There is a house. It is haunted. Someone inherits and comes to the house and is scared...
I don't know how many times I've read this story. Sometimes the story is scary, sometimes it's not. Sometimes the focus is on the mystery - where did the ghost come from? - and how the protagonist can solve (and save himself or herself). Sometimes, it's more of an excuse for a frightfest.
So I had some reservations about this book. Lauren Oliver triumphantly inverts the template in "Rooms".
Yes, there is a haunted house.
Yes, people arrive. Richard Walker has died, and his estranged family (mother - alcoholic Caroline. Daughter - Minna. Son - tortured teen Trenton. Granddaughter - oblivious Amy) come to Coral River settle up. But rather than being terrorized by the ghosts (needy, prim Alice: blowsy Sandra) the Walkers bring their own issues, their own histories with them and catalyse a healthy dose of self-reflection by the house's occupants.
The story is told in a rather lovely counterpoint, in the voices of successive characters both living and departed, focused in turn on each of the rooms in the house. As well as exploring it in space, we also go backwards and forwards in time, to see both the earlier lives of the Walkers, and the origin of the ghosts themselves. This is a haunting told, at least in part, from the Other Side: we see the shock of Alice and Sandra as they recognise the children, grown up and gauche, no longer the little angels they knew. There's a great deal of sadness - both Alice and Sandra have their secrets, their regrets, and some of these emerge as the Walkers explore the house, turning up evidence of this and that.

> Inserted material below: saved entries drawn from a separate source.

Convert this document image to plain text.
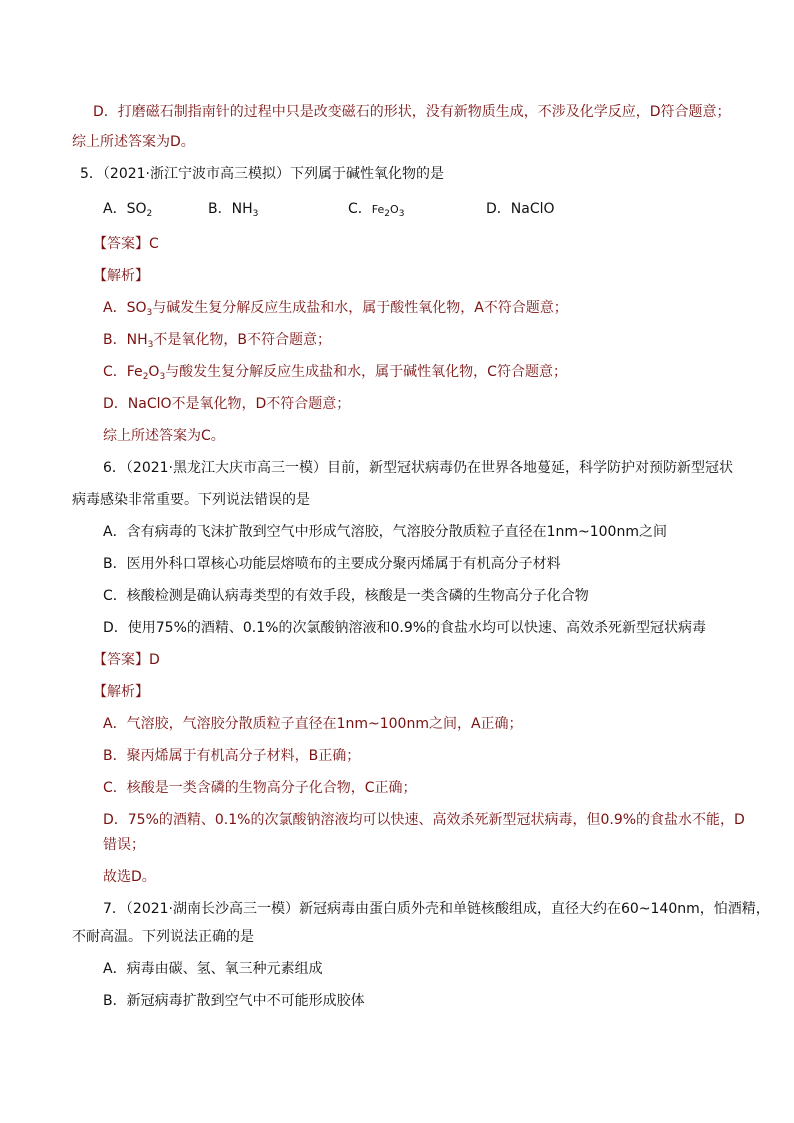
D．打磨磁石制指南针的过程中只是改变磁石的形状，没有新物质生成，不涉及化学反应，D符合题意；
综上所述答案为D。
5．（2021·浙江宁波市高三模拟）下列属于碱性氧化物的是
A．$SO_2$	B．$NH_3$	C．$Fe_2O_3$	D．NaClO
【答案】C
【解析】
A．$SO_3$与碱发生复分解反应生成盐和水，属于酸性氧化物，A不符合题意；
B．$NH_3$不是氧化物，B不符合题意；
C．$Fe_2O_3$与酸发生复分解反应生成盐和水，属于碱性氧化物，C符合题意；
D．NaClO不是氧化物，D不符合题意；
综上所述答案为C。
6．（2021·黑龙江大庆市高三一模）目前，新型冠状病毒仍在世界各地蔓延，科学防护对预防新型冠状
病毒感染非常重要。下列说法错误的是
A．含有病毒的飞沫扩散到空气中形成气溶胶，气溶胶分散质粒子直径在1nm~100nm之间
B．医用外科口罩核心功能层熔喷布的主要成分聚丙烯属于有机高分子材料
C．核酸检测是确认病毒类型的有效手段，核酸是一类含磷的生物高分子化合物
D．使用75%的酒精、0.1%的次氯酸钠溶液和0.9%的食盐水均可以快速、高效杀死新型冠状病毒
【答案】D
【解析】
A．气溶胶，气溶胶分散质粒子直径在1nm~100nm之间，A正确；
B．聚丙烯属于有机高分子材料，B正确；
C．核酸是一类含磷的生物高分子化合物，C正确；
D．75%的酒精、0.1%的次氯酸钠溶液均可以快速、高效杀死新型冠状病毒，但0.9%的食盐水不能，D
错误；
故选D。
7．（2021·湖南长沙高三一模）新冠病毒由蛋白质外壳和单链核酸组成，直径大约在60~140nm，怕酒精，
不耐高温。下列说法正确的是
A．病毒由碳、氢、氧三种元素组成
B．新冠病毒扩散到空气中不可能形成胶体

We also see the family - especially Caroline - trying to come to terms with their own past. The ghosts are trapped by their history, with no possibility of escape: will the newcomers escape that fate? Will Caroline be able to put aside her drinking, Trenton... just grow up (I liked Trenton, he's a wonderful evocation of a moody, uncertain teenager, but oh is he annoying at times!), Minna stop chasing anything in trousers (the mailman; the funeral director; even the policeman who calls in to ask about a missing girl)?
It's a marvellous way to explore a web of family relationships, all made flesh in the substance of the house itself, the same house which gives reality and form to the two ghosts.
A completely different take on the ghost story, and a great read.